Last weekend, we helped some friends whose house is finally getting repaired after hurricane Irma damaged it in 2017. They needed some extra muscle to remove the furniture from the second-story living space and to finish a chicken coop to protect their birds while they are away living in a rental house so that the construction crew can demolish and rebuild part of their home. This work couldn’t wait until we have decided it’s “safe” to come out, so we took the risk of offering assistance. We had a literal barn-raising—a true community effort. I had forgotten what a joy it is to be with a group of people, working together, sharing a meal, seeing teenagers chip in cheerfully—lugging couches downstairs, preparing lunch for others, painting the chicken coop. This is what life in a community should look like.
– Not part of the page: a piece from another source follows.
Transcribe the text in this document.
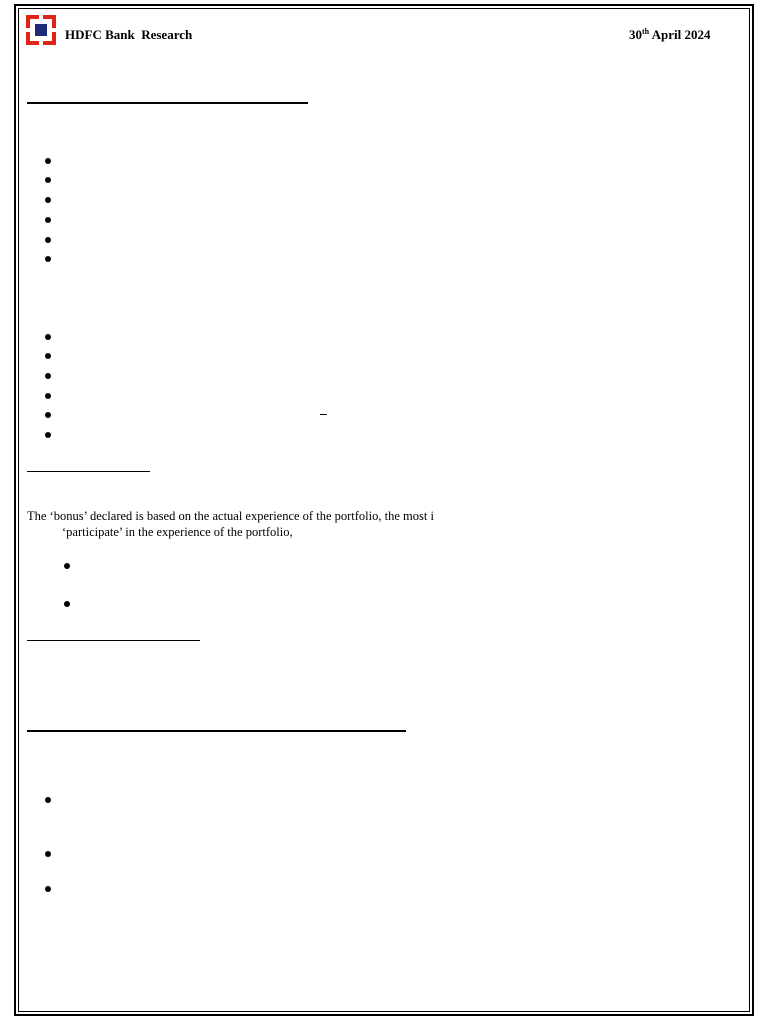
HDFC Bank  Research	30th April 2024
The ‘bonus’ declared is based on the actual experience of the portfolio, the most i
‘participate’ in the experience of the portfolio,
And what is life without community? We need each other; our very survival depends on cooperative behavior. It is essential to our well-being as social creatures. I am reminded of a quote from a favorite animated movie, The Croods, about a family of cavemen who venture out into the dangerous unknown. Commenting on their “safe” life inside the cave, the teenage daughter Eep says, “That wasn’t living! That was just…‘not dying!’”

The message, “stay safe,” that we see on billboards, that flashes across our screens, and that we hear on the intercom at the grocery store, contains an inherent fallacy. Life, love, the pursuit of our dreams—these things were never safe. Everything we do requires a risk of one kind or another. How long can we live inside a cave, simply not dying? Every person will have to do this risk-benefit analysis going forward, and when we reach different conclusions than our loved ones, only compassion and humility will smooth out the wrinkles.

My heart is full of love and longing: for our parents, who we haven’t seen in months and who face a much higher risk of life-threatening infection if they go out in public or visit in person, for my siblings and the close-knit group of friends who have supported us for years in our homeschool journey, for our friends old and new in far-flung places, now that travel has become difficult-to-impossible. I remain hopeful that we will be able to normalize our interactions someday, but until then, I can see already how much more I appreciate these relationships.